Maker Station

In this crate, you'll explore the science, engineering, and history behind tool boxes while building one of your own!


  • Being a Maker
  • History of Screws
  • Simple Machines

Behind the design

Peek into the KiwiCo product design studio and the design process behind the Eureka Crate Maker Station.

    1. Tools of the Trade

    2. A big part of our inspiration for the maker station was our love of making, but we were also inspired by practical considerations: we’ve sent tools with every single one of our Eureka Crates, and we wanted our users to have somewhere to put all those screwdrivers and hex keys. (If you’ve been a subscriber since Eureka Crate’s launch, you’ll have received at least 22 screwdrivers!)
    1. Synchronized Sides

    2. Timing was a tricky consideration for the maker station’s pop-open action: the sides have to close before the top, otherwise the box won’t shut right. We tried using drawstrings, like we used for the front, to move the sides (check them out in this prototype!) but we couldn’t get them to work reliably. By switching to gears, we were able to get the sides timed like clockwork.
    1. Flexible Storage

    2. We tried several designs for the maker station’s inner compartments.

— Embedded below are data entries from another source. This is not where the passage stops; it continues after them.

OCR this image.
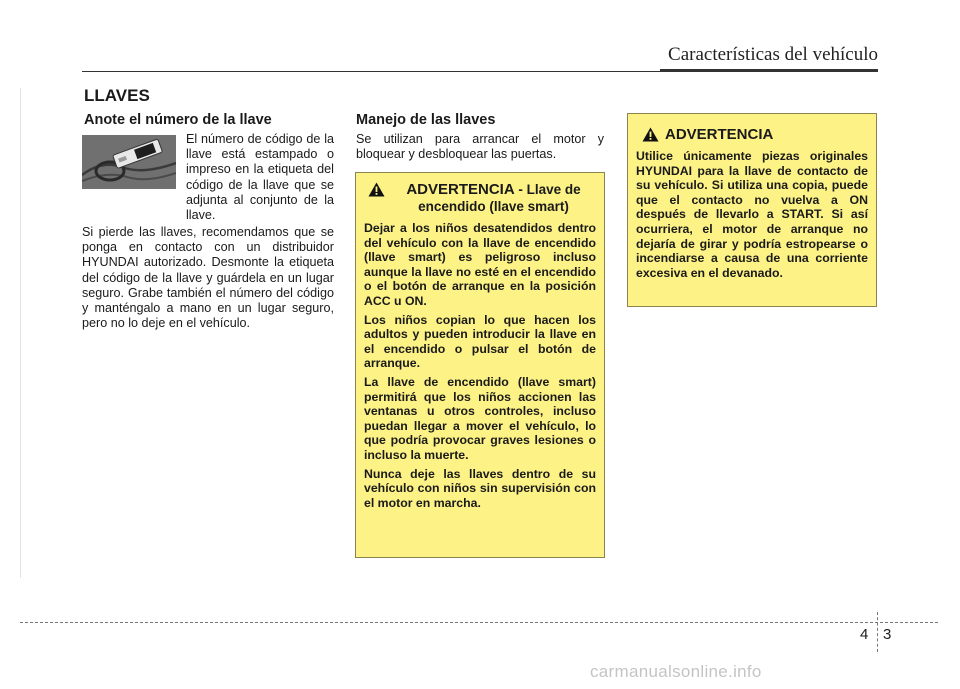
Características del vehículo
LLAVES
Anote el número de la llave

El número de código de la llave está estampado o impreso en la etiqueta del código de la llave que se adjunta al conjunto de la llave.

Si pierde las llaves, recomendamos que se ponga en contacto con un distribuidor HYUNDAI autorizado. Desmonte la etiqueta del código de la llave y guárdela en un lugar seguro. Grabe también el número del código y manténgalo a mano en un lugar seguro, pero no lo deje en el vehículo.

Manejo de las llaves

Se utilizan para arrancar el motor y bloquear y desbloquear las puertas.

ADVERTENCIA - Llave de encendido (llave smart)

Dejar a los niños desatendidos dentro del vehículo con la llave de encendido (llave smart) es peligroso incluso aunque la llave no esté en el encendido o el botón de arranque en la posición ACC u ON.

Los niños copian lo que hacen los adultos y pueden introducir la llave en el encendido o pulsar el botón de arranque.

La llave de encendido (llave smart) permitirá que los niños accionen las ventanas u otros controles, incluso puedan llegar a mover el vehículo, lo que podría provocar graves lesiones o incluso la muerte.

Nunca deje las llaves dentro de su vehículo con niños sin supervisión con el motor en marcha.

ADVERTENCIA

Utilice únicamente piezas originales HYUNDAI para la llave de contacto de su vehículo. Si utiliza una copia, puede que el contacto no vuelva a ON después de llevarlo a START. Si así ocurriera, el motor de arranque no dejaría de girar y podría estropearse o incendiarse a causa de una corriente excesiva en el devanado.

4 3
carmanualsonline.info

This one was focused on adjustability, so you could change the size of the compartments to fit what you needed. Unfortunately, the flexibility in spacing didn’t account for flexibility in materials, and the wood dividers chipped and broke when you moved them around. In our later designs, we stuck with the adjustability concept but switched to plastic dividers that could bend into place.
    1. Opening Up

    2. In total, we tested out twenty six different kinds of hinges on the maker station. Their size and connection points were surprisingly important for getting the right kind of movement! (If you look closely, you’ll spot a different type of hinge in each of the photos on this page.)